Figure 3.. Relative serum affinity and avidity after boosting with E-protein variants, and T-cell re-stimulation.

(A) Relative avidity of E2 boost serum for E2, measured by resistance to 7M Urea. Red bar shows mean value; Day, days after E2 boosting; Day 0 sample was from mice mock-boosted with PBS 37 days after priming with E3 and obtained 7 days later. (B) Relative avidity of E4 boost serum for E4, measured by resistance to 7M Urea. Labeling as for panel A; Day 0 sample was from mice mock-boosted with PBS 37 days after priming with E3 and obtained 7 days later (C) Relative affinity of E2 boosted serum for E2. Inhibition by lower concentration of competitor implies higher affinity of serum for competitor. Maximum competitor amount 2 μg in 50 μl followed by six-fold dilutions of competitor; timepoint of samples and numbers of individuals in group indicated. Open circles, E2 boost day 17 serum competed with irrelevant His-tagged protein measured on E2 target (D) Relative affinity of E4 boosted serum for E4. Labeling as for panel A. (E) T-cell proliferation measured by ³H incorporation 96 hr after re-stimulation in vitro with indicated amounts of E-protein variants; error bars indicate standard error of the mean; n = 4 or five from two independent experiments (see source data). Closed symbols, E3 primed mouse splenocytes re-stimulated with indicated E-protein variant. Open symbols, adjuvant primed mouse splenocytes re-stimulated with indicated E-protein variant.

Figure 4.. Primary response to E4 and rAb binding.

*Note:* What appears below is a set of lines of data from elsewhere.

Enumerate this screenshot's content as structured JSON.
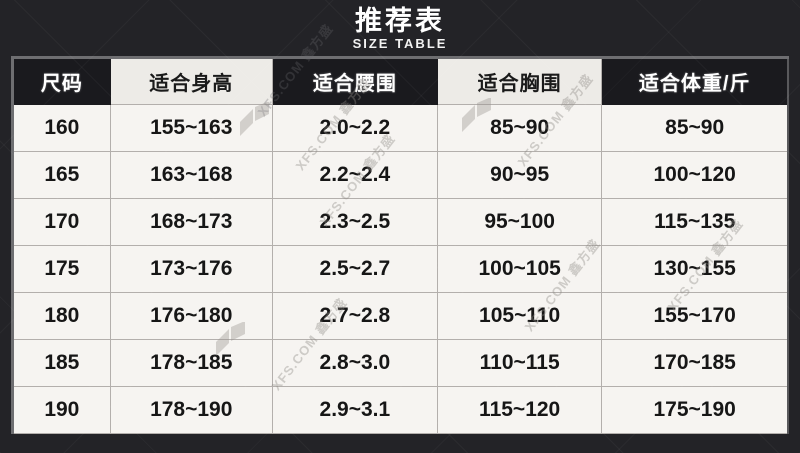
{
  "page": {
    "title": "推荐表",
    "subtitle": "SIZE TABLE"
  },
  "table": {
    "columns": [
      {
        "label": "尺码",
        "style": "dark"
      },
      {
        "label": "适合身高",
        "style": "light"
      },
      {
        "label": "适合腰围",
        "style": "dark"
      },
      {
        "label": "适合胸围",
        "style": "light"
      },
      {
        "label": "适合体重/斤",
        "style": "dark"
      }
    ],
    "rows": [
      [
        "160",
        "155~163",
        "2.0~2.2",
        "85~90",
        "85~90"
      ],
      [
        "165",
        "163~168",
        "2.2~2.4",
        "90~95",
        "100~120"
      ],
      [
        "170",
        "168~173",
        "2.3~2.5",
        "95~100",
        "115~135"
      ],
      [
        "175",
        "173~176",
        "2.5~2.7",
        "100~105",
        "130~155"
      ],
      [
        "180",
        "176~180",
        "2.7~2.8",
        "105~110",
        "155~170"
      ],
      [
        "185",
        "178~185",
        "2.8~3.0",
        "110~115",
        "170~185"
      ],
      [
        "190",
        "178~190",
        "2.9~3.1",
        "115~120",
        "175~190"
      ]
    ]
  },
  "watermark": {
    "brand": "鑫方盛",
    "site": "XFS.COM"
  },
  "colors": {
    "background": "#232327",
    "header_dark_bg": "#1a1a1e",
    "header_light_bg": "#edebe7",
    "cell_bg": "#f6f4f1",
    "cell_border": "#b3afac",
    "table_outer_border": "#6e6e71",
    "text_on_dark": "#ffffff",
    "text_on_light": "#161616"
  }
}
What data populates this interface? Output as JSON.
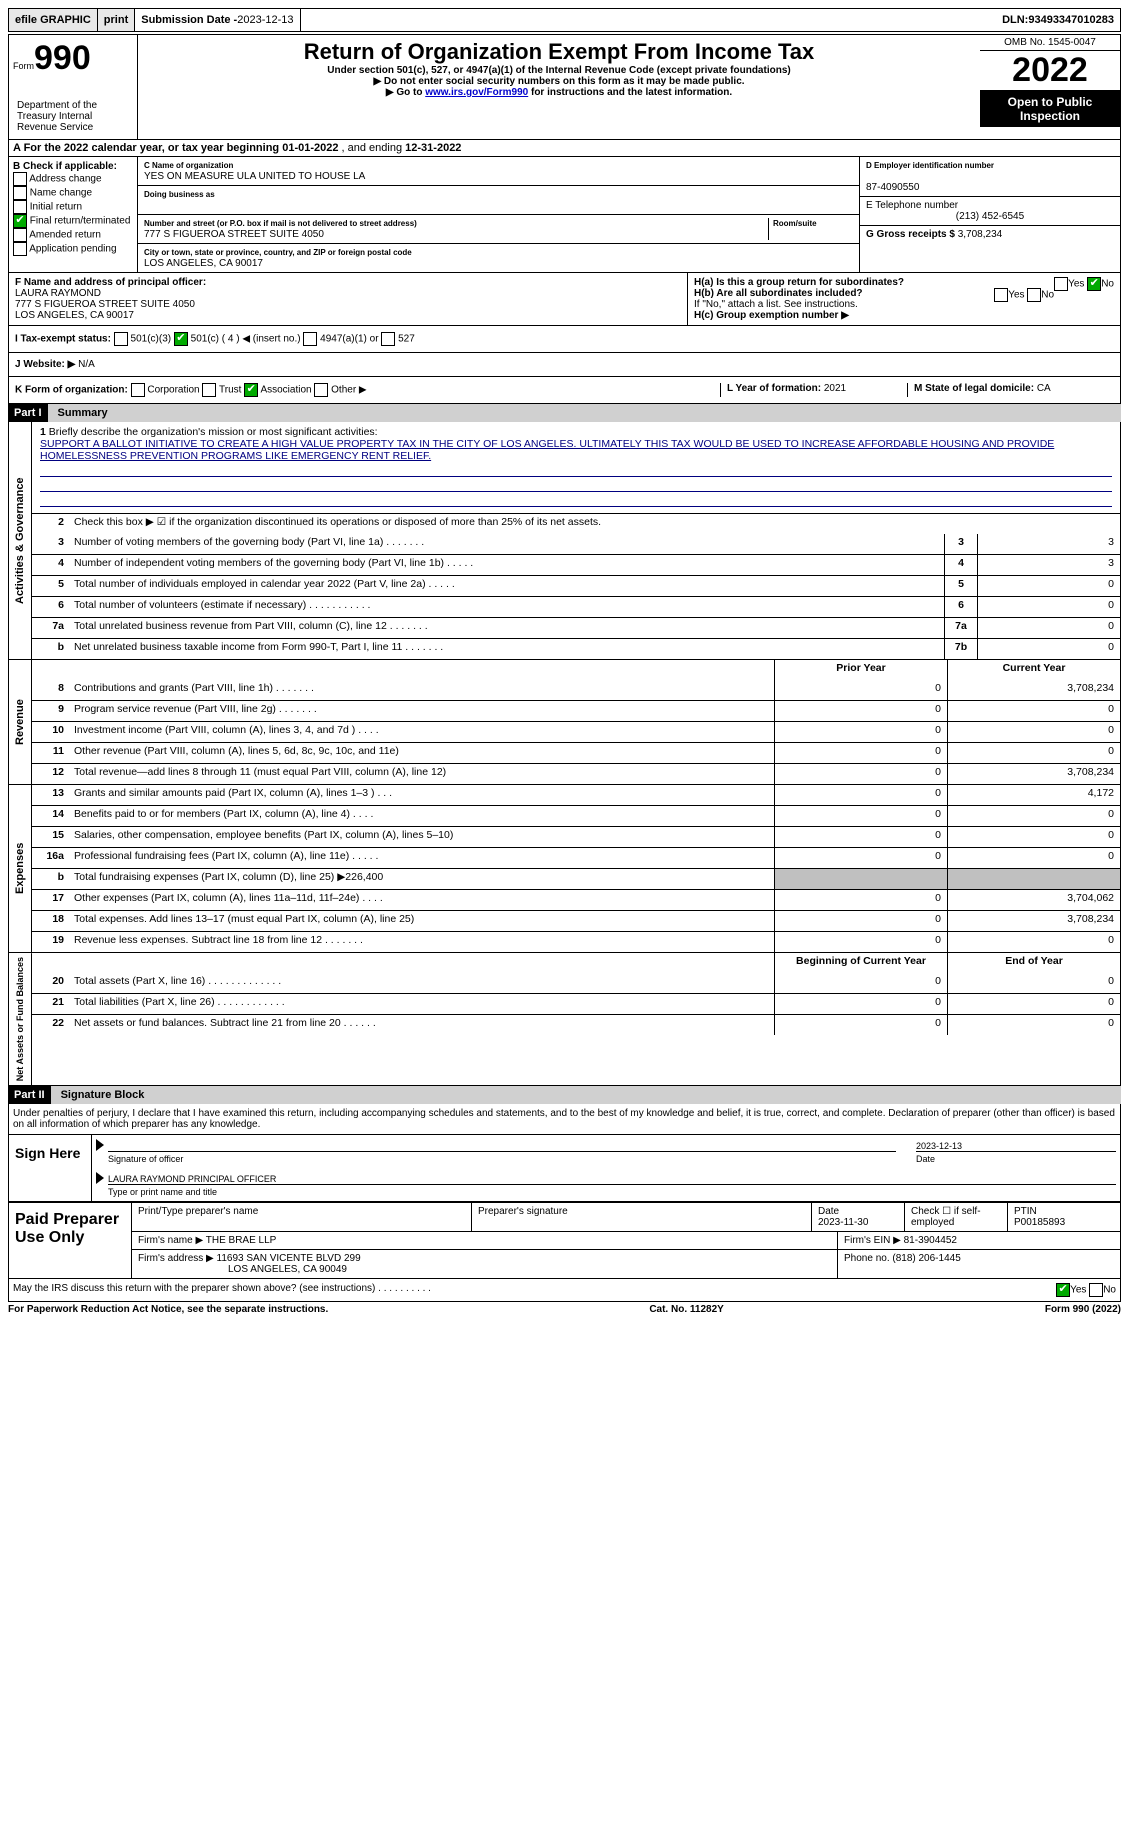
{
  "topbar": {
    "efile": "efile GRAPHIC",
    "print": "print",
    "subdate_label": "Submission Date - ",
    "subdate": "2023-12-13",
    "dln_label": "DLN: ",
    "dln": "93493347010283"
  },
  "header": {
    "form_word": "Form",
    "form_num": "990",
    "title": "Return of Organization Exempt From Income Tax",
    "subtitle": "Under section 501(c), 527, or 4947(a)(1) of the Internal Revenue Code (except private foundations)",
    "note1": "▶ Do not enter social security numbers on this form as it may be made public.",
    "note2_pre": "▶ Go to ",
    "note2_link": "www.irs.gov/Form990",
    "note2_post": " for instructions and the latest information.",
    "omb": "OMB No. 1545-0047",
    "year": "2022",
    "open": "Open to Public Inspection",
    "dept": "Department of the Treasury Internal Revenue Service"
  },
  "sectionA": {
    "text_pre": "A For the 2022 calendar year, or tax year beginning ",
    "begin": "01-01-2022",
    "mid": "   , and ending ",
    "end": "12-31-2022"
  },
  "colB": {
    "label": "B Check if applicable:",
    "opts": [
      "Address change",
      "Name change",
      "Initial return",
      "Final return/terminated",
      "Amended return",
      "Application pending"
    ],
    "checked_idx": 3
  },
  "colC": {
    "name_label": "C Name of organization",
    "name": "YES ON MEASURE ULA UNITED TO HOUSE LA",
    "dba_label": "Doing business as",
    "addr_label": "Number and street (or P.O. box if mail is not delivered to street address)",
    "room_label": "Room/suite",
    "addr": "777 S FIGUEROA STREET SUITE 4050",
    "city_label": "City or town, state or province, country, and ZIP or foreign postal code",
    "city": "LOS ANGELES, CA  90017"
  },
  "colD": {
    "ein_label": "D Employer identification number",
    "ein": "87-4090550",
    "phone_label": "E Telephone number",
    "phone": "(213) 452-6545",
    "gross_label": "G Gross receipts $ ",
    "gross": "3,708,234"
  },
  "rowF": {
    "label": "F  Name and address of principal officer:",
    "name": "LAURA RAYMOND",
    "addr1": "777 S FIGUEROA STREET SUITE 4050",
    "addr2": "LOS ANGELES, CA  90017"
  },
  "rowH": {
    "ha": "H(a)  Is this a group return for subordinates?",
    "hb": "H(b)  Are all subordinates included?",
    "hb_note": "If \"No,\" attach a list. See instructions.",
    "hc": "H(c)  Group exemption number ▶",
    "yes": "Yes",
    "no": "No"
  },
  "rowI": {
    "label": "I    Tax-exempt status:",
    "o1": "501(c)(3)",
    "o2": "501(c) ( 4 ) ◀ (insert no.)",
    "o3": "4947(a)(1) or",
    "o4": "527"
  },
  "rowJ": {
    "label": "J    Website: ▶",
    "val": "N/A"
  },
  "rowK": {
    "label": "K Form of organization:",
    "opts": [
      "Corporation",
      "Trust",
      "Association",
      "Other ▶"
    ],
    "checked_idx": 2,
    "l_label": "L Year of formation: ",
    "l_val": "2021",
    "m_label": "M State of legal domicile: ",
    "m_val": "CA"
  },
  "part1": {
    "header": "Part I",
    "title": "Summary",
    "line1_label": "Briefly describe the organization's mission or most significant activities:",
    "line1_text": "SUPPORT A BALLOT INITIATIVE TO CREATE A HIGH VALUE PROPERTY TAX IN THE CITY OF LOS ANGELES. ULTIMATELY THIS TAX WOULD BE USED TO INCREASE AFFORDABLE HOUSING AND PROVIDE HOMELESSNESS PREVENTION PROGRAMS LIKE EMERGENCY RENT RELIEF.",
    "line2": "Check this box ▶ ☑ if the organization discontinued its operations or disposed of more than 25% of its net assets."
  },
  "governance": {
    "tab": "Activities & Governance",
    "rows": [
      {
        "n": "3",
        "d": "Number of voting members of the governing body (Part VI, line 1a)   .    .    .    .    .    .    .",
        "b": "3",
        "v": "3"
      },
      {
        "n": "4",
        "d": "Number of independent voting members of the governing body (Part VI, line 1b)   .    .    .    .    .",
        "b": "4",
        "v": "3"
      },
      {
        "n": "5",
        "d": "Total number of individuals employed in calendar year 2022 (Part V, line 2a)   .    .    .    .    .",
        "b": "5",
        "v": "0"
      },
      {
        "n": "6",
        "d": "Total number of volunteers (estimate if necessary)    .    .    .    .    .    .    .    .    .    .    .",
        "b": "6",
        "v": "0"
      },
      {
        "n": "7a",
        "d": "Total unrelated business revenue from Part VIII, column (C), line 12    .    .    .    .    .    .    .",
        "b": "7a",
        "v": "0"
      },
      {
        "n": "b",
        "d": "Net unrelated business taxable income from Form 990-T, Part I, line 11    .    .    .    .    .    .    .",
        "b": "7b",
        "v": "0"
      }
    ]
  },
  "revenue": {
    "tab": "Revenue",
    "header_prior": "Prior Year",
    "header_current": "Current Year",
    "rows": [
      {
        "n": "8",
        "d": "Contributions and grants (Part VIII, line 1h)    .    .    .    .    .    .    .",
        "p": "0",
        "c": "3,708,234"
      },
      {
        "n": "9",
        "d": "Program service revenue (Part VIII, line 2g)    .    .    .    .    .    .    .",
        "p": "0",
        "c": "0"
      },
      {
        "n": "10",
        "d": "Investment income (Part VIII, column (A), lines 3, 4, and 7d )    .    .    .    .",
        "p": "0",
        "c": "0"
      },
      {
        "n": "11",
        "d": "Other revenue (Part VIII, column (A), lines 5, 6d, 8c, 9c, 10c, and 11e)",
        "p": "0",
        "c": "0"
      },
      {
        "n": "12",
        "d": "Total revenue—add lines 8 through 11 (must equal Part VIII, column (A), line 12)",
        "p": "0",
        "c": "3,708,234"
      }
    ]
  },
  "expenses": {
    "tab": "Expenses",
    "rows": [
      {
        "n": "13",
        "d": "Grants and similar amounts paid (Part IX, column (A), lines 1–3 )    .    .    .",
        "p": "0",
        "c": "4,172"
      },
      {
        "n": "14",
        "d": "Benefits paid to or for members (Part IX, column (A), line 4)    .    .    .    .",
        "p": "0",
        "c": "0"
      },
      {
        "n": "15",
        "d": "Salaries, other compensation, employee benefits (Part IX, column (A), lines 5–10)",
        "p": "0",
        "c": "0"
      },
      {
        "n": "16a",
        "d": "Professional fundraising fees (Part IX, column (A), line 11e)    .    .    .    .    .",
        "p": "0",
        "c": "0"
      },
      {
        "n": "b",
        "d": "Total fundraising expenses (Part IX, column (D), line 25) ▶226,400",
        "gray": true
      },
      {
        "n": "17",
        "d": "Other expenses (Part IX, column (A), lines 11a–11d, 11f–24e)    .    .    .    .",
        "p": "0",
        "c": "3,704,062"
      },
      {
        "n": "18",
        "d": "Total expenses. Add lines 13–17 (must equal Part IX, column (A), line 25)",
        "p": "0",
        "c": "3,708,234"
      },
      {
        "n": "19",
        "d": "Revenue less expenses. Subtract line 18 from line 12    .    .    .    .    .    .    .",
        "p": "0",
        "c": "0"
      }
    ]
  },
  "netassets": {
    "tab": "Net Assets or Fund Balances",
    "header_begin": "Beginning of Current Year",
    "header_end": "End of Year",
    "rows": [
      {
        "n": "20",
        "d": "Total assets (Part X, line 16)    .    .    .    .    .    .    .    .    .    .    .    .    .",
        "p": "0",
        "c": "0"
      },
      {
        "n": "21",
        "d": "Total liabilities (Part X, line 26)    .    .    .    .    .    .    .    .    .    .    .    .",
        "p": "0",
        "c": "0"
      },
      {
        "n": "22",
        "d": "Net assets or fund balances. Subtract line 21 from line 20    .    .    .    .    .    .",
        "p": "0",
        "c": "0"
      }
    ]
  },
  "part2": {
    "header": "Part II",
    "title": "Signature Block",
    "declaration": "Under penalties of perjury, I declare that I have examined this return, including accompanying schedules and statements, and to the best of my knowledge and belief, it is true, correct, and complete. Declaration of preparer (other than officer) is based on all information of which preparer has any knowledge."
  },
  "sign": {
    "label": "Sign Here",
    "sig_label": "Signature of officer",
    "date_label": "Date",
    "date": "2023-12-13",
    "name": "LAURA RAYMOND  PRINCIPAL OFFICER",
    "name_label": "Type or print name and title"
  },
  "preparer": {
    "label": "Paid Preparer Use Only",
    "h1": "Print/Type preparer's name",
    "h2": "Preparer's signature",
    "h3_label": "Date",
    "h3": "2023-11-30",
    "h4_label": "Check ☐ if self-employed",
    "h5_label": "PTIN",
    "h5": "P00185893",
    "firm_label": "Firm's name    ▶ ",
    "firm": "THE BRAE LLP",
    "ein_label": "Firm's EIN ▶ ",
    "ein": "81-3904452",
    "addr_label": "Firm's address ▶ ",
    "addr1": "11693 SAN VICENTE BLVD 299",
    "addr2": "LOS ANGELES, CA  90049",
    "phone_label": "Phone no. ",
    "phone": "(818) 206-1445"
  },
  "discuss": {
    "text": "May the IRS discuss this return with the preparer shown above? (see instructions)    .    .    .    .    .    .    .    .    .    .",
    "yes": "Yes",
    "no": "No"
  },
  "footer": {
    "left": "For Paperwork Reduction Act Notice, see the separate instructions.",
    "mid": "Cat. No. 11282Y",
    "right": "Form 990 (2022)"
  }
}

(A) anti-E4 IgG titre after E4 priming; Red bars show mean titres; A, serum from adjuvant-only primed mice at day 45; d7, 7 days after E4 priming; d17, 17 days after E4 priming; EPT, end-point titre calculated as for Figure 1. (B) GC B-cell levels after E4 priming; Red bars indicate mean levels; A, cells from adjuvant-only primed mice 7 days after priming; other x-axis labels as for panel A. (C) %IgM + GC B-cells after E4 priming; Red bars show mean values; x-axis labels as for panel A. (D) Numbers of VH mutations in all isotypes of GC B-cells after E4 priming; Red bars show median values, from n = 3 mice (d7) and n = 2 mice (d17); x-axis labels as for panel A. (E) Numbers of VH mutations in IgM+ GC B-cells after E4 priming and boosting; Red bars show median values, from n = 3 mice (d7), n = 2 mice (d17) and n = 3 mice E4Bd7; x-axis labels as for panel A except E4Bd7, 7 days after E4 boosting which was 38 days after E3 priming. (F) ELISA screen of binding of all 48 rAbs. rAbs incubated at 100μgml⁻¹. Number of rAbs in each group indicated. P7, 7 days after E4 prime; P17, 17 days after E4 prime; B7, 7 days after E4 boost. As the antibodies were cloned as chimeric human IgG1 antibodies the background from non-specific human polyclonal IgG binding has been subtracted from O.D. readings. Values in supplementary file 2. (G) ELISA titration of rAbs that showed binding O.D. > 0.1 in panel F. All but one were IgM. IgG1 rAb indicated. Background subtraction as for panel F, using appropriate dilution of polyclonal IgG. (H) Anti-E4 end point titre of positive-binding rAbs, used as a proxy of rAB affinity. X-axis labels as for panel F. End-point titre values plotted are log2 of 1/end point dilution (undiluted = 100μgml⁻¹). Red bars show median values (excluding any IgG1 data). Stronger binding IgM rAb ‘B5’, and IgG1 rAb ‘G6’ EPT readings indicated. (I) anti-E3 versus anti-E4 endpoint titres. Star, E4 prime day 7 rAbs; Square, E4 prime day 17 rAbs; circle, E4 boost day 7 rAbs. IgG1 EPT reading indicated. End-point titre values plotted are log2 of 1/end point dilution (undiluted = 100μgml⁻¹).